Y esta no es una batalla local. Se libra en el seno de la Unión Europea, desde donde se ha lanzado la normativa anti-bulos que ha expuesto en el Congreso de los Diputados Pedro Sánchez para proteger la libertad de prensa y el derecho a la información, en el  marco del plan para la regeneración de la democracia del Gobierno de España. No ha planteado nada que no esté en el reglamento de la UE, aprobado con el apoyo del PP europeo, para obligar a los medios a desvelar quiénes son sus dueños y detallar las subvenciones que reciben. Los lectores tenemos derecho a saber quién se esconde tras las líneas editoriales. 

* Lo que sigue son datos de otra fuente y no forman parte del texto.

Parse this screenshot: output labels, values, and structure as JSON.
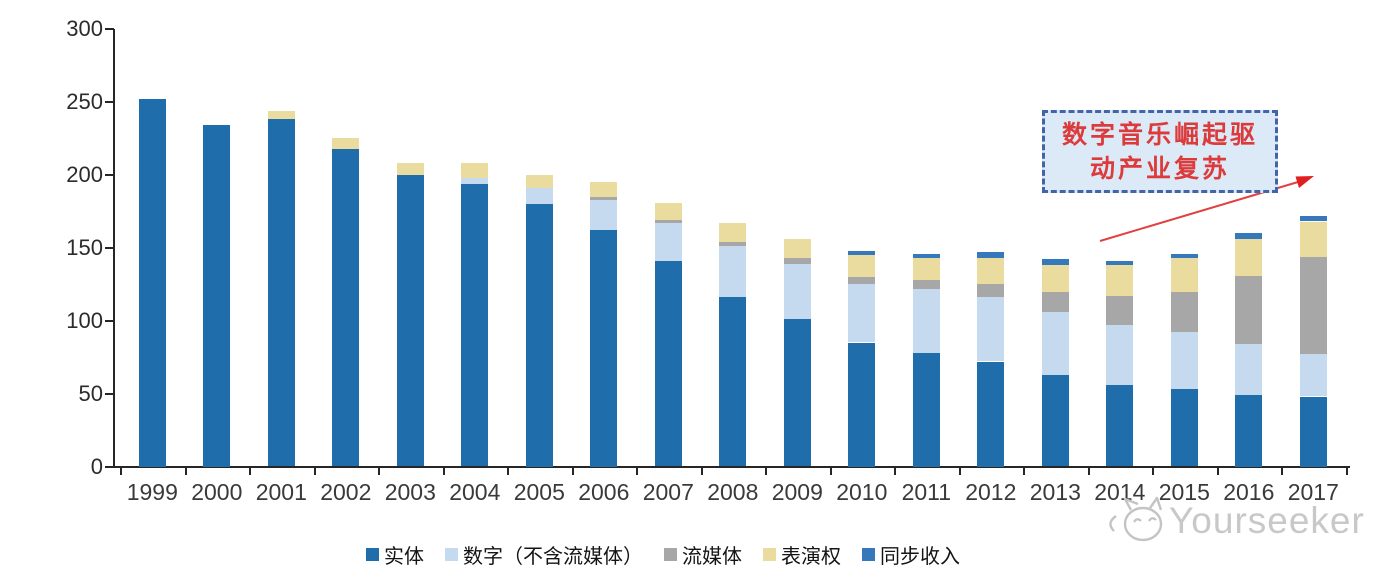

Karl Popper vivió en la Europa de las guerras mundiales y los totalitarismos. Referente antimarxista, no se me ocurre nadie mejor que él para refutar a quienes deberían  colocarlo en el altar del liberalismo pero, claro, para eso deberían ser liberales y saber quién es Popper. Esa es la gran paradoja a la que se enfrenta la democracia, la de defender el derecho a no tolerar a los intolerantes y dotarse de mecanismo que impidan que la máquina de fango la siga amenazando. Esa es la gran paradoja de los carvajales. Su soberbia ignorancia. Su execrable intolerancia.